Губы ее были намазаны ярко-вишневой помадой, сильно подведенные глаза блестели. На вид ей, по-моему, было никак не меньше сорока пяти лет, а может быть, даже больше.
Она сказала:
— Меня зовут Елена Вадимовна, а вас как?
— Алла, — сказала я. — Алла Ивановна.
— Надеюсь, можно без отчества, — заметила Елена Вадимовна. — И без «вы», верно?
— Верно, — разрешила я. — Как хотите.
— Тем более что ты еще такая молоденькая…
Елена Вадимовна купила в киоске пачку сигарет, и пока мы шли с нею, она курила одну сигарету за другой, мне думается, что за час она искурила наверняка половину пачки.
Движения у нее были быстрые, нервные, лицо, несмотря на щедрую косметику, казалось изможденным, и только улыбка молодила ее, потому что была открытой и немного, как мне думалось, наивной.
Мы шли по набережной Москвы-реки, был тихий вечер, не хотелось садиться в душный троллейбус.
— А тебе, должно быть, не терпится поскорее стать кинодивой, — вдруг произнесла Елена Вадимовна.
Я удивленно взглянула на нее, однако нашла в себе силы возразить внешне абсолютно невозмутимо:
— Да нет, что вы?
— И не говори, и слушать не хочу, — сказала она, закуривая новую сигарету. — Я же тебя, детка, что называется, насквозь вижу!
Она глубоко затянулась.
— Давай постоим вот здесь, поглядим на Москву-реку.

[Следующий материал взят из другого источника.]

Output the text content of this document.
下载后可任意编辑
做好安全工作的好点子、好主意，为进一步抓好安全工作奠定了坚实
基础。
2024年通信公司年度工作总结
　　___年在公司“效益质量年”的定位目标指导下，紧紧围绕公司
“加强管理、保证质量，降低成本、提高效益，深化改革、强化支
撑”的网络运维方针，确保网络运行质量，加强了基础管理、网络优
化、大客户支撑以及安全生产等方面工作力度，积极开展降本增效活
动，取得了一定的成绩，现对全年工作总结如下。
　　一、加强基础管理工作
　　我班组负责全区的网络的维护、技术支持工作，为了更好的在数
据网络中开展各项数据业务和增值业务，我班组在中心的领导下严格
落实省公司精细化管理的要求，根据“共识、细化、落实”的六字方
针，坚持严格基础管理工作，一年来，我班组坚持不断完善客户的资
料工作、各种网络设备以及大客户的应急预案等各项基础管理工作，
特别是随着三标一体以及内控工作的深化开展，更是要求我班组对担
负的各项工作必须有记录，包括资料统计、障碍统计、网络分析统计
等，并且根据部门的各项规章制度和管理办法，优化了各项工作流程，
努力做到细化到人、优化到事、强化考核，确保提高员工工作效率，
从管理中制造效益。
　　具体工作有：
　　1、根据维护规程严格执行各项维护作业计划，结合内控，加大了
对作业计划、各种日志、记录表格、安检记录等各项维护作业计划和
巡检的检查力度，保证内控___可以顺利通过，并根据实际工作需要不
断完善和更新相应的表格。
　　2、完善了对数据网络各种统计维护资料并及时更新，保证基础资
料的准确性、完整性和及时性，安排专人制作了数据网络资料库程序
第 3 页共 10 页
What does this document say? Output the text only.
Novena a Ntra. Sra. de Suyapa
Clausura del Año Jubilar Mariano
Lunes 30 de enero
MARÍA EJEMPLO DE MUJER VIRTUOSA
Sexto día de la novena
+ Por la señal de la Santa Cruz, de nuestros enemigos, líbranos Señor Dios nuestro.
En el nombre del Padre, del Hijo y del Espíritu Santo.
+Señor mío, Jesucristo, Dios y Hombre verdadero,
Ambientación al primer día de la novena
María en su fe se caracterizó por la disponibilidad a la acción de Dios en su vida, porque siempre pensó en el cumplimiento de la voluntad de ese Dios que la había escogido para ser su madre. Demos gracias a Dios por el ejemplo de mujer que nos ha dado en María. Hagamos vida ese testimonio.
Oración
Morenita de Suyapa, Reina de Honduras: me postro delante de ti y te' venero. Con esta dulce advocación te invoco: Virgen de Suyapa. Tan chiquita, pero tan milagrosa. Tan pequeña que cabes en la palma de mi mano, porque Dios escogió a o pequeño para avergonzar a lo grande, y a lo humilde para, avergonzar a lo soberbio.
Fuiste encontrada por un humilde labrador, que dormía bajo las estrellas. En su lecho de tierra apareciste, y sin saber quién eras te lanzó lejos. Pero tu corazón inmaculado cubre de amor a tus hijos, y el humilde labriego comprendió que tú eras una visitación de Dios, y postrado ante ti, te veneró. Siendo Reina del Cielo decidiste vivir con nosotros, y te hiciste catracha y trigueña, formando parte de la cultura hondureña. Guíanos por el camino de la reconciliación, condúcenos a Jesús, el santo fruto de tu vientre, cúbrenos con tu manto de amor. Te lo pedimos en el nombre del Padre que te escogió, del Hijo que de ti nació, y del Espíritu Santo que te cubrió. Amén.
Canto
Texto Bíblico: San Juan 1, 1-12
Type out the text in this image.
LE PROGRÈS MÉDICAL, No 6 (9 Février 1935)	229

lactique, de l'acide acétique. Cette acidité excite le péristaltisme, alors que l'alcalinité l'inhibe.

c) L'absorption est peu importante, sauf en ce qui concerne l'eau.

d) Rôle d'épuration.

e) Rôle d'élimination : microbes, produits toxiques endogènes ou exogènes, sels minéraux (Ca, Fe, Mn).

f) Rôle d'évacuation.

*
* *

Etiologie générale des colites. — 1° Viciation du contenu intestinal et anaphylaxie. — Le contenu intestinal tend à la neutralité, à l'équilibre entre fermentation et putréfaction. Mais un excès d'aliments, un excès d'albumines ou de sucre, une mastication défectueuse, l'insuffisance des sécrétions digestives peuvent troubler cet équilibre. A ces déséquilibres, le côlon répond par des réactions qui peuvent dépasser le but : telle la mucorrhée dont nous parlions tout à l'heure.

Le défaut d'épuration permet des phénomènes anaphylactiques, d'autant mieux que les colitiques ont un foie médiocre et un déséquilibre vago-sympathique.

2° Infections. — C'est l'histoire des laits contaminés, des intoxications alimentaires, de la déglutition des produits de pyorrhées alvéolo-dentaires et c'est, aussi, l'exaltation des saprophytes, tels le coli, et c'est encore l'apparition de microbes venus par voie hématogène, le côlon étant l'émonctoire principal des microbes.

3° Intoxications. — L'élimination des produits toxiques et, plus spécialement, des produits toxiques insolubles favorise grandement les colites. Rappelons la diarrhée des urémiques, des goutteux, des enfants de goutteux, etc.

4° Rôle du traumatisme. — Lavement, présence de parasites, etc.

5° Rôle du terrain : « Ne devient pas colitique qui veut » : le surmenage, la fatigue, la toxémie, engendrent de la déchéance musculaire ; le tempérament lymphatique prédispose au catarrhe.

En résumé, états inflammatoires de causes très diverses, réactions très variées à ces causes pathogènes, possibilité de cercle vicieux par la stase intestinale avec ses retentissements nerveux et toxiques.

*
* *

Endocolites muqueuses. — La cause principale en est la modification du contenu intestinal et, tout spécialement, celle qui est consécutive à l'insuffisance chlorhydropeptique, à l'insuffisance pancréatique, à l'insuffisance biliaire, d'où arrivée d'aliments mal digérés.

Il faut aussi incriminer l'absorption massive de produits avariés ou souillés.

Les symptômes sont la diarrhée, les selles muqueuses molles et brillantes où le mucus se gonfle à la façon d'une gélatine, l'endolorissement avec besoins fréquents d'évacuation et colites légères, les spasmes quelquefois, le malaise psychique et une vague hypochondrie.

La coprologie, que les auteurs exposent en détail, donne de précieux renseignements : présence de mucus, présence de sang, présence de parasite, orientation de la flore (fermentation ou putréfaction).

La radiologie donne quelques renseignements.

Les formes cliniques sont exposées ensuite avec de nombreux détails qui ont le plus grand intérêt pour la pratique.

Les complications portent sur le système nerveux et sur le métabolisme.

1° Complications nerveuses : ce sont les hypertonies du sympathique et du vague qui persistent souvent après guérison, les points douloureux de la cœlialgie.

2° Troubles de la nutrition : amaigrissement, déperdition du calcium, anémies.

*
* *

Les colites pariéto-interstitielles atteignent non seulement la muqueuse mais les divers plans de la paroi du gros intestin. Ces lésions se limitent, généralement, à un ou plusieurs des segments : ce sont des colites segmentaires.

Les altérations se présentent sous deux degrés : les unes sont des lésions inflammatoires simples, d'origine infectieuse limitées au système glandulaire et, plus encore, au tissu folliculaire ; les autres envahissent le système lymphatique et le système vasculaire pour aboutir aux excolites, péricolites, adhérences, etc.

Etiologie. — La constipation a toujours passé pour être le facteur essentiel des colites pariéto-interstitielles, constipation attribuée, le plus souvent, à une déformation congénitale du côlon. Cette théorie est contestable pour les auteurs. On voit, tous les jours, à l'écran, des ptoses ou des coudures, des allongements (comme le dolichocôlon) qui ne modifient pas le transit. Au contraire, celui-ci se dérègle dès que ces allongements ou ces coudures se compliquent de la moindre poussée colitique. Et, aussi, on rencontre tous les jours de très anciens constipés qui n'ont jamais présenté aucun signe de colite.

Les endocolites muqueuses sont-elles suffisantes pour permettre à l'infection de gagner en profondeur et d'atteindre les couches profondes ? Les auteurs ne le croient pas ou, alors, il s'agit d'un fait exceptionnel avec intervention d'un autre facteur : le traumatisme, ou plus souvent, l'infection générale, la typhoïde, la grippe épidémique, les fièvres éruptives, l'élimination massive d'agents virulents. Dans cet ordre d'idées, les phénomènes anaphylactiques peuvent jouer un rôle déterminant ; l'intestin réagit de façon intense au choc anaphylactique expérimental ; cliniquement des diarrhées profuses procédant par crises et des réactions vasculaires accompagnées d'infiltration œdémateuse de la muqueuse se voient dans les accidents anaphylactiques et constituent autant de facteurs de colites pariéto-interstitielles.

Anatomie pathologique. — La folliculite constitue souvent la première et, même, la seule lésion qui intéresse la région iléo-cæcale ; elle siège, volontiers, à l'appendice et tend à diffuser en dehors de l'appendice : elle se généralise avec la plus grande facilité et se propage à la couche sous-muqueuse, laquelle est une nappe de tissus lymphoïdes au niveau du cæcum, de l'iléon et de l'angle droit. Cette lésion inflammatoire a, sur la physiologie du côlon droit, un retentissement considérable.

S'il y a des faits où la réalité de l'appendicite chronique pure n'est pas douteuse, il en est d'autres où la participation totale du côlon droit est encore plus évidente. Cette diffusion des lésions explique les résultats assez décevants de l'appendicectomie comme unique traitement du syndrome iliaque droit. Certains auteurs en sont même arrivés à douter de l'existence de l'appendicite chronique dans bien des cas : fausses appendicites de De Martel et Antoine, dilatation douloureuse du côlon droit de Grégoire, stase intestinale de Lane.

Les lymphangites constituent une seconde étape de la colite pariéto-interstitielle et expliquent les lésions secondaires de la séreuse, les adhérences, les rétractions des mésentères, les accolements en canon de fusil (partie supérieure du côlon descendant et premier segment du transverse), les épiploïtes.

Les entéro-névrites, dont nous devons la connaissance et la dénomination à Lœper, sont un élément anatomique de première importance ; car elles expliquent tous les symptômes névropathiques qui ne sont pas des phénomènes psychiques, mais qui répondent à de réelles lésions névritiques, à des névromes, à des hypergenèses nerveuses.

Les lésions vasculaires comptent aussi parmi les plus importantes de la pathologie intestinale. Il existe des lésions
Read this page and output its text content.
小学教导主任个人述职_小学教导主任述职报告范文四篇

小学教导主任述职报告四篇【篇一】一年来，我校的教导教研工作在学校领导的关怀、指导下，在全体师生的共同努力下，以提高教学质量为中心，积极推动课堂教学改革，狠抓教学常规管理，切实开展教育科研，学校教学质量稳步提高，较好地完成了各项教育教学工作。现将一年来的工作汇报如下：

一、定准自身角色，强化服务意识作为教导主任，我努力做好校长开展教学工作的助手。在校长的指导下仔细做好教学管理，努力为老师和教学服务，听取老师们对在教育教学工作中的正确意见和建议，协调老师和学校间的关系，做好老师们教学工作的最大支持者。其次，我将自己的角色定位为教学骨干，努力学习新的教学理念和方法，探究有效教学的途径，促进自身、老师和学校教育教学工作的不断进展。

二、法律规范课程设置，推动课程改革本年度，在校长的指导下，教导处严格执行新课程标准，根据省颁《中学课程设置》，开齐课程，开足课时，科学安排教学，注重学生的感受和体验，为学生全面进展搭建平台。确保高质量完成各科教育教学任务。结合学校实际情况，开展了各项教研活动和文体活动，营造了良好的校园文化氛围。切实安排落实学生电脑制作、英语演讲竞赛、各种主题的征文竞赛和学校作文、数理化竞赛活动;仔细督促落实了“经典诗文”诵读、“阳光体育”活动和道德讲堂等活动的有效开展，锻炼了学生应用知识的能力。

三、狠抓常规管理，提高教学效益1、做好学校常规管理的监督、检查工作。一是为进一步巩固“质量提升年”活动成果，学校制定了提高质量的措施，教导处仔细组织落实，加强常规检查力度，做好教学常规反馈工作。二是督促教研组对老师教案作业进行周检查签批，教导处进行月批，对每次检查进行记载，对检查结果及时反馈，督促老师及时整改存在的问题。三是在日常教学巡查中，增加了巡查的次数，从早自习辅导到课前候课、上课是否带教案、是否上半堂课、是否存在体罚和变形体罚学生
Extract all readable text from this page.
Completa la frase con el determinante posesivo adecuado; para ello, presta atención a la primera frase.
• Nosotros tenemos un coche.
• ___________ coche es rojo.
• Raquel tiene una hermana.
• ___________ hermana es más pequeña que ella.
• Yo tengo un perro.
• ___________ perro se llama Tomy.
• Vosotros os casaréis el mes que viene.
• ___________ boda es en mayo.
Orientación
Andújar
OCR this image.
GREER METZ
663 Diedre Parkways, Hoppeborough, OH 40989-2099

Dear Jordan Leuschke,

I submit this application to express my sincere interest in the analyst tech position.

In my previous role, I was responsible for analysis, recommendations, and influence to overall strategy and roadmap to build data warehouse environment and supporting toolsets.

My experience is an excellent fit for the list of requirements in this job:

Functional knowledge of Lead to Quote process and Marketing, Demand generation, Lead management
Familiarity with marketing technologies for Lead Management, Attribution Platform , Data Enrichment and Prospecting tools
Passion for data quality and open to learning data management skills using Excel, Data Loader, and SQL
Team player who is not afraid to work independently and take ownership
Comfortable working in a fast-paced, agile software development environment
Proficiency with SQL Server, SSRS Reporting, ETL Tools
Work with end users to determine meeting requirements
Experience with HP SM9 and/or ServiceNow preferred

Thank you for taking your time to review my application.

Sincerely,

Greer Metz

Мы стали возле парапета. Внизу под нами текли воды Москвы-реки. Время от времени проплывали лодки, в них сидели веселые гребцы, даже издали было видно, какие у них смуглые, загорелые лица и руки. Мне вспомнились слова песни, которую, по словам папы, пели студенты в прошлые времена:
Быстры, как волны, дни нашей жизни…
«И в самом деле, — подумала я. — Дни — это волны, одна волна набегает на другую и скрывается навеки, так вот и дни, прошел день, исчез в вечности, за ним другой, пятый, тысячный, и все они скрываются навеки, и уже не вернуть их никогда, ни за что…»
Наверно, недаром папа считал, что я склонна к философским размышлениям, ничего не дающим ни уму, ни сердцу. Да, наверное, так оно и есть…
Мои мысли прервал голос Елены Вадимовны:
— Я ведь тоже была такая, как ты.
— Какая же? — спросила я.
— Такая же, — снова повторила она. — Мечтала о славе, о популярности, о том, чтобы стать знаменитой артисткой, чтобы меня узнавали на улице и писали обо мне в прессе…
— А я вовсе не думаю о славе, — сказала я.
Она засмеялась.
— Расскажите вы ей, цветы мои! Меня не обманешь, все вы, девочки, которые столь прилежно ездят в этакую даль, мечтаете лишь об одном, все вы одолеваемы одной, но пламенною страстью…
Она бросила недокуренную сигарету в реку.
— Я тоже, признаюсь тебе, мечтала, о, как я мечтала, если бы ты знала! Все казалось, вот, наконец-то меня заметят, разглядят, какая я, такая-сякая, красивая, непосредственная, органичная, даровитая, и вот мне поручена роль, самая что ни есть главная, и я снимаюсь, снимаюсь, снимаюсь…
Яркие губы ее чуть скривились.
— Не могу не признать, я снималась, конечно же, снималась. Знала бы ты, сколько проходных ролей я сыграла — колхозниц, работниц, спортсменок, прохожих, один раз чуть было эпизод не сыграла, надо было прогуливаться с собачкой, во время прогулки встретить героя, собачка набрасывается на него, а я кричу и тащу ее от него. Вот и весь эпизод, как видишь, но все-таки…
Она вздохнула, вынула новую сигарету, глубоко затянулась.
— Собачку подходящую отыскать не могли, а когда отыскали, то помреж какую-то свою знакомую в этот эпизод приспособил, и мне опять было поручено идти в толпе, опять в толпе…
Мне казалось, что излишне назойливая косметика как бы подчеркивает ее возраст и усталость сильнее выделяется на ее лице с ярко намазанными губами и подведенными глазами.